Writer, psyche-ologist, mythologist,
and ever curious…..
It’s a curious thing to write about yourself.
Much more difficult than writing a character for a novel, or writing about a psychological conundrum or creative process, because it begs that old question: who am I really? But more than that, how do I want to show myself to the world?
Somewhere in that thin shifting line between my deep heart and my many faces that I show the world, rides the truth of the thing. But I am, you are, a complex system, multifaceted and everchanging, so even as I write this something new emerges. Like growing your wings as you learn to fly.
Am I the sum of my parts?

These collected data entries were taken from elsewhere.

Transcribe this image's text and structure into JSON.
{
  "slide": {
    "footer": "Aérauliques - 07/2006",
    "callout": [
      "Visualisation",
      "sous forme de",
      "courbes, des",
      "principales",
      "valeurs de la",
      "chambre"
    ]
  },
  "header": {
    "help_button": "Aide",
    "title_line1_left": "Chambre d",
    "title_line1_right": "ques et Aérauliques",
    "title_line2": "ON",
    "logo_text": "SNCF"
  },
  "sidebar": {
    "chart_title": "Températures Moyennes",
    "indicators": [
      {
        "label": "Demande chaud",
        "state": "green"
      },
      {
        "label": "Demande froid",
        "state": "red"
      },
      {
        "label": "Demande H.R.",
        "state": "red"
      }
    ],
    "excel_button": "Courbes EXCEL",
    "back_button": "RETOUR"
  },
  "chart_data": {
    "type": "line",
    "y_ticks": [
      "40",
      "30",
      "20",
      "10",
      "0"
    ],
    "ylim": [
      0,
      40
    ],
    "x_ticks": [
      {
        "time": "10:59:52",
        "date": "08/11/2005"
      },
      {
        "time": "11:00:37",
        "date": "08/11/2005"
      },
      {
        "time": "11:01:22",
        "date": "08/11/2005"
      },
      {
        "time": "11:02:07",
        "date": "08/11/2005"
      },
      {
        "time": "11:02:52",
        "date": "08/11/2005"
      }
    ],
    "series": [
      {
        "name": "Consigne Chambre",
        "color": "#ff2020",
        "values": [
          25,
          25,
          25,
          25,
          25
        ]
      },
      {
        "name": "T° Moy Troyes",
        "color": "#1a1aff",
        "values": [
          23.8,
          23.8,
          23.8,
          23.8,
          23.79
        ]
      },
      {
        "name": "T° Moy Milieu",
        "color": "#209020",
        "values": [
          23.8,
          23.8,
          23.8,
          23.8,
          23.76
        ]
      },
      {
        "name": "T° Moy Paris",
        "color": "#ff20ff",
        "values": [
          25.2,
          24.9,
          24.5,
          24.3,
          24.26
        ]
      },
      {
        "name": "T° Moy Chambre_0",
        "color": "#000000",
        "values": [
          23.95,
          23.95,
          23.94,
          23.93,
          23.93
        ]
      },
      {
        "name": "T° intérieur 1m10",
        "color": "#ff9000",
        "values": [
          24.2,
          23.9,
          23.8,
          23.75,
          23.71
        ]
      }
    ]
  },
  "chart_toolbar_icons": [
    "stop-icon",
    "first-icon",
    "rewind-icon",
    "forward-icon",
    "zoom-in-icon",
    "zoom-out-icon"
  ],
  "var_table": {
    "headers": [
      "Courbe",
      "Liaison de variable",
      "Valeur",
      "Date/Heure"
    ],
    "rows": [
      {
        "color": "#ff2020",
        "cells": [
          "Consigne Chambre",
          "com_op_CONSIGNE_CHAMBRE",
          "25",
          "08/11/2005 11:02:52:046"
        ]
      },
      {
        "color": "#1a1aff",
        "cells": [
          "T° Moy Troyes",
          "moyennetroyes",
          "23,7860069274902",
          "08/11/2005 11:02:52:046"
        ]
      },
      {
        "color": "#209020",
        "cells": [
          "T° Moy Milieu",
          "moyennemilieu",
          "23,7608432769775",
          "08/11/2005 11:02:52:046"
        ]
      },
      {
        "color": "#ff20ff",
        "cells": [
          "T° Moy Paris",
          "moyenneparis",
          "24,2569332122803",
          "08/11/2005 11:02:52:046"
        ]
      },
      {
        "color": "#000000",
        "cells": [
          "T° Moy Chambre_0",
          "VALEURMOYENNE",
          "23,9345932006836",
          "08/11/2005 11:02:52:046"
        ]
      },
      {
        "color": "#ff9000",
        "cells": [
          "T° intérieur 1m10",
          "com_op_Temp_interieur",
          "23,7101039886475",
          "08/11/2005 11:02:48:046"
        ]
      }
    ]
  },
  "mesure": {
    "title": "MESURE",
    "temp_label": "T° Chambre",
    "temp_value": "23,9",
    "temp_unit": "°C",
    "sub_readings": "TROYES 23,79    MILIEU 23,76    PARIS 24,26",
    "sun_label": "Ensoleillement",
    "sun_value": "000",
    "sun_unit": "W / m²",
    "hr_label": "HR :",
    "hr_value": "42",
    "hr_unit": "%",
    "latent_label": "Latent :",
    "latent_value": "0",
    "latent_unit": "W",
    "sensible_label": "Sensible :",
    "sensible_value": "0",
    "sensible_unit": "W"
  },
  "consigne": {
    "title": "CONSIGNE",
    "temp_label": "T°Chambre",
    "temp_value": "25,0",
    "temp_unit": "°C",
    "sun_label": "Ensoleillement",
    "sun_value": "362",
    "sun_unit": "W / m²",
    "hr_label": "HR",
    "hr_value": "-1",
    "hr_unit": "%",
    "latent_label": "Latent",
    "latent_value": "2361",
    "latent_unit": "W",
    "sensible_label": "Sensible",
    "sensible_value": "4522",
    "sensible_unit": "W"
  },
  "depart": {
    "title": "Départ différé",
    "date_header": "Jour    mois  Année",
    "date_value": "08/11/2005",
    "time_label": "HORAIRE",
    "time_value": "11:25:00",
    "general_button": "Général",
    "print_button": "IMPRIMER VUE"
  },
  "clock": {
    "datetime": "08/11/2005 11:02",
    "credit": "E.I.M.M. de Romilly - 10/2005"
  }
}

My history? Do roles and relationships define who I am? Am I the questions I ask? Or something more mysterious and inexpressible, that I can never fully know? Yes, I think we are drawing closer now.
This is why I write. To discover what I don’t yet know. Can never know. What a strange quest. Like pursuing that elusive questing beast into deepest forest dark.
So here is the question: can we ever really know ourselves, or another? How would you write yourself down in under 600 words? Can you show-tell yourself in words?
And if you did, would you be a poem, or a Kafka novel, or perhaps a Palahniuk, or Proust lost in time? Or a tiny blue butterfly with a whole universe inscribed in her wings? A play? Shakespeare or Samuel Becket? No wait; a melody or a song? Maybe you’re more of a movie? Sci-fi? Comedy?
I think you might say; I can’t choose one thing. It depends. On my mood. On the weather. On my lover or partner. On the colour of my hair that day. On the media, or social media. On the government. The colour of my undies and what I had for breakfast. How should I know?
We are a complex multiverse on the inside. Part animal, part clown, perhaps even part god, if you believe in that sort of thing. I’m open to a non-binary kind of divinity, more Dionysian or panpsychist, if I have to give it a label. But I’d rather not. I don’t like categories and labels in case you haven’t guessed that yet.
Is there a message in all of this, something you can hang your mind-made-up-on? So you don’t have to open your mind and think too much?
Maybe, maybe not.
Just that you probably won’t find anything interesting here if you’re looking for certainty or answers in these pages. This is, life is (as far as I can tell), an invitation to curiosity, wonder, with a large dose of adventure thrown in to keep you shaking off the dust.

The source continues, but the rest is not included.